WWDC 2025's Smoke and Mirrors
At WWDC 2025, Apple announced its biggest software design overhaul in over a decade — a unified glass-inspired design language across all platforms, inspired by VisionOS. Some keen observers believe this may have been a deliberate distraction from Apple Intelligence's ongoing failures.
Conclusion: Is Apple Losing Its Way?
Apple has promised that Siri will ship this fall with personal context awareness, screen understanding, and tighter app integration. But after so many broken promises, market trust has been severely eroded.
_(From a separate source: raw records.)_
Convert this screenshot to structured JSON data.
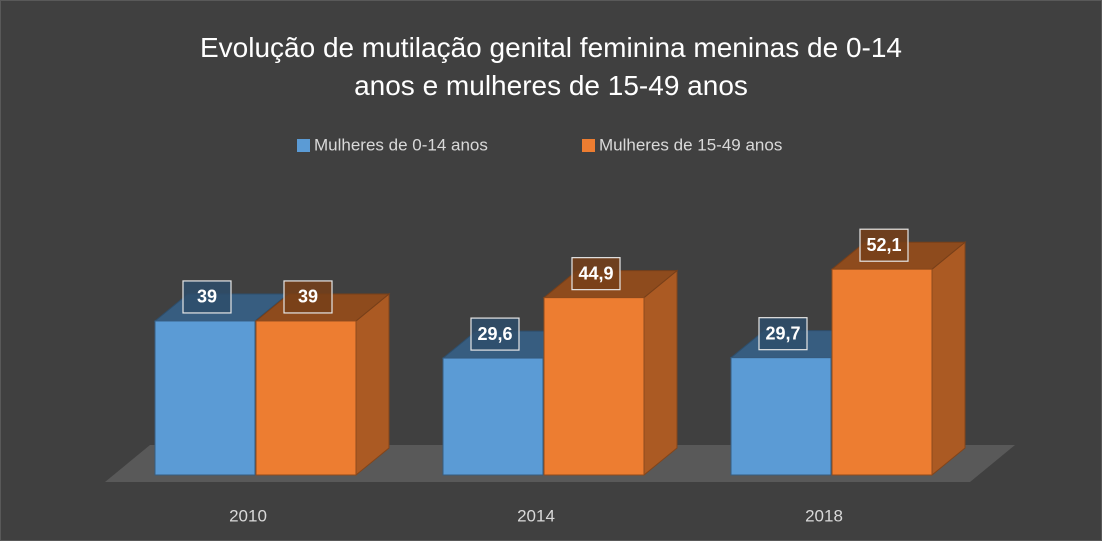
{
  "chart_data": {
    "type": "bar3d",
    "title": "Evolução de mutilação genital feminina meninas de 0-14 anos e mulheres de 15-49 anos",
    "categories": [
      "2010",
      "2014",
      "2018"
    ],
    "series": [
      {
        "name": "Mulheres de 0-14 anos",
        "color": "#5b9bd5",
        "values": [
          39,
          29.6,
          29.7
        ],
        "value_labels": [
          "39",
          "29,6",
          "29,7"
        ]
      },
      {
        "name": "Mulheres de 15-49 anos",
        "color": "#ed7d31",
        "values": [
          39,
          44.9,
          52.1
        ],
        "value_labels": [
          "39",
          "44,9",
          "52,1"
        ]
      }
    ]
  }
}
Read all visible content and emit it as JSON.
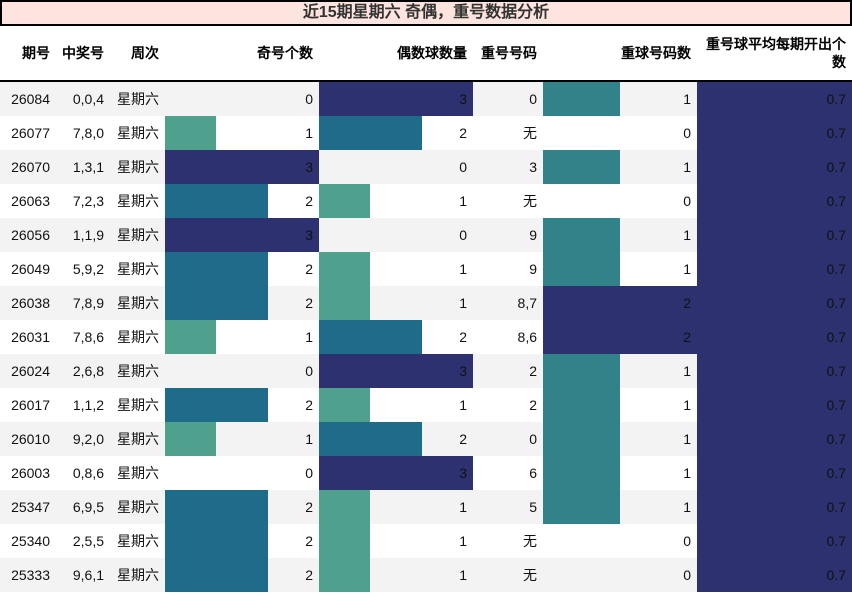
{
  "title": "近15期星期六 奇偶，重号数据分析",
  "colors": {
    "title_bg": "#fde4de",
    "bar_1": "#50a08e",
    "bar_2": "#1f6b8a",
    "bar_3": "#2d3170",
    "repeat_bar_1": "#328289",
    "repeat_bar_2": "#2d3170",
    "avg_bar": "#2d3170",
    "row_stripe": "#f3f3f3"
  },
  "headers": {
    "issue": "期号",
    "winning": "中奖号",
    "weekday": "周次",
    "odd_count": "奇号个数",
    "even_count": "偶数球数量",
    "repeat_numbers": "重号号码",
    "repeat_count": "重球号码数",
    "avg_repeat": "重号球平均每期开出个数"
  },
  "rows": [
    {
      "issue": "26084",
      "winning": "0,0,4",
      "weekday": "星期六",
      "odd": "0",
      "even": "3",
      "repeat": "0",
      "repeat_count": "1",
      "avg": "0.7"
    },
    {
      "issue": "26077",
      "winning": "7,8,0",
      "weekday": "星期六",
      "odd": "1",
      "even": "2",
      "repeat": "无",
      "repeat_count": "0",
      "avg": "0.7"
    },
    {
      "issue": "26070",
      "winning": "1,3,1",
      "weekday": "星期六",
      "odd": "3",
      "even": "0",
      "repeat": "3",
      "repeat_count": "1",
      "avg": "0.7"
    },
    {
      "issue": "26063",
      "winning": "7,2,3",
      "weekday": "星期六",
      "odd": "2",
      "even": "1",
      "repeat": "无",
      "repeat_count": "0",
      "avg": "0.7"
    },
    {
      "issue": "26056",
      "winning": "1,1,9",
      "weekday": "星期六",
      "odd": "3",
      "even": "0",
      "repeat": "9",
      "repeat_count": "1",
      "avg": "0.7"
    },
    {
      "issue": "26049",
      "winning": "5,9,2",
      "weekday": "星期六",
      "odd": "2",
      "even": "1",
      "repeat": "9",
      "repeat_count": "1",
      "avg": "0.7"
    },
    {
      "issue": "26038",
      "winning": "7,8,9",
      "weekday": "星期六",
      "odd": "2",
      "even": "1",
      "repeat": "8,7",
      "repeat_count": "2",
      "avg": "0.7"
    },
    {
      "issue": "26031",
      "winning": "7,8,6",
      "weekday": "星期六",
      "odd": "1",
      "even": "2",
      "repeat": "8,6",
      "repeat_count": "2",
      "avg": "0.7"
    },
    {
      "issue": "26024",
      "winning": "2,6,8",
      "weekday": "星期六",
      "odd": "0",
      "even": "3",
      "repeat": "2",
      "repeat_count": "1",
      "avg": "0.7"
    },
    {
      "issue": "26017",
      "winning": "1,1,2",
      "weekday": "星期六",
      "odd": "2",
      "even": "1",
      "repeat": "2",
      "repeat_count": "1",
      "avg": "0.7"
    },
    {
      "issue": "26010",
      "winning": "9,2,0",
      "weekday": "星期六",
      "odd": "1",
      "even": "2",
      "repeat": "0",
      "repeat_count": "1",
      "avg": "0.7"
    },
    {
      "issue": "26003",
      "winning": "0,8,6",
      "weekday": "星期六",
      "odd": "0",
      "even": "3",
      "repeat": "6",
      "repeat_count": "1",
      "avg": "0.7"
    },
    {
      "issue": "25347",
      "winning": "6,9,5",
      "weekday": "星期六",
      "odd": "2",
      "even": "1",
      "repeat": "5",
      "repeat_count": "1",
      "avg": "0.7"
    },
    {
      "issue": "25340",
      "winning": "2,5,5",
      "weekday": "星期六",
      "odd": "2",
      "even": "1",
      "repeat": "无",
      "repeat_count": "0",
      "avg": "0.7"
    },
    {
      "issue": "25333",
      "winning": "9,6,1",
      "weekday": "星期六",
      "odd": "2",
      "even": "1",
      "repeat": "无",
      "repeat_count": "0",
      "avg": "0.7"
    }
  ]
}
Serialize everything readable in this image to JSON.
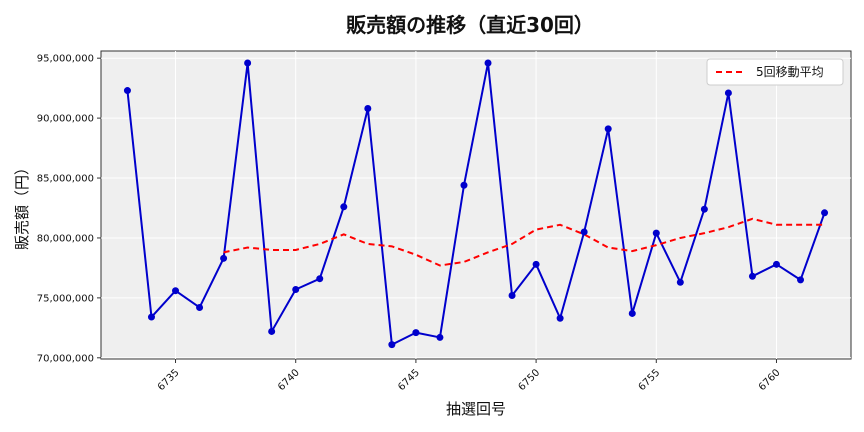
{
  "chart_data": {
    "type": "line",
    "title": "販売額の推移（直近30回）",
    "xlabel": "抽選回号",
    "ylabel": "販売額（円）",
    "xlim": [
      6731.9,
      6763.1
    ],
    "ylim": [
      69900000,
      95600000
    ],
    "x_ticks": [
      6735,
      6740,
      6745,
      6750,
      6755,
      6760
    ],
    "y_ticks": [
      70000000,
      75000000,
      80000000,
      85000000,
      90000000,
      95000000
    ],
    "y_tick_labels": [
      "70,000,000",
      "75,000,000",
      "80,000,000",
      "85,000,000",
      "90,000,000",
      "95,000,000"
    ],
    "grid": true,
    "legend_position": "top-right",
    "x": [
      6733,
      6734,
      6735,
      6736,
      6737,
      6738,
      6739,
      6740,
      6741,
      6742,
      6743,
      6744,
      6745,
      6746,
      6747,
      6748,
      6749,
      6750,
      6751,
      6752,
      6753,
      6754,
      6755,
      6756,
      6757,
      6758,
      6759,
      6760,
      6761,
      6762
    ],
    "series": [
      {
        "name": "",
        "color": "#0000cc",
        "style": "solid-with-markers",
        "values": [
          92300000,
          73400000,
          75600000,
          74200000,
          78300000,
          94600000,
          72200000,
          75700000,
          76600000,
          82600000,
          90800000,
          71100000,
          72100000,
          71700000,
          84400000,
          94600000,
          75200000,
          77800000,
          73300000,
          80500000,
          89100000,
          73700000,
          80400000,
          76300000,
          82400000,
          92100000,
          76800000,
          77800000,
          76500000,
          82100000
        ]
      },
      {
        "name": "5回移動平均",
        "color": "#ff0000",
        "style": "dashed",
        "values": [
          null,
          null,
          null,
          null,
          78800000,
          79200000,
          79000000,
          79000000,
          79500000,
          80300000,
          79500000,
          79300000,
          78600000,
          77700000,
          78000000,
          78800000,
          79500000,
          80700000,
          81100000,
          80300000,
          79200000,
          78900000,
          79400000,
          80000000,
          80400000,
          80900000,
          81600000,
          81100000,
          81100000,
          81100000
        ]
      }
    ]
  }
}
Frequent software bugs, a lackluster Vision Pro launch, and a comprehensively lagging AI strategy — these "un-Apple-like" problems are piling up, raising a pressing question: In the post-Jobs era, is Apple losing its ability to seamlessly fuse technology with experience? Is this merely a temporary rough patch, or a signal of something deeper in decline? The answer may not become clear until Siri actually delivers this fall.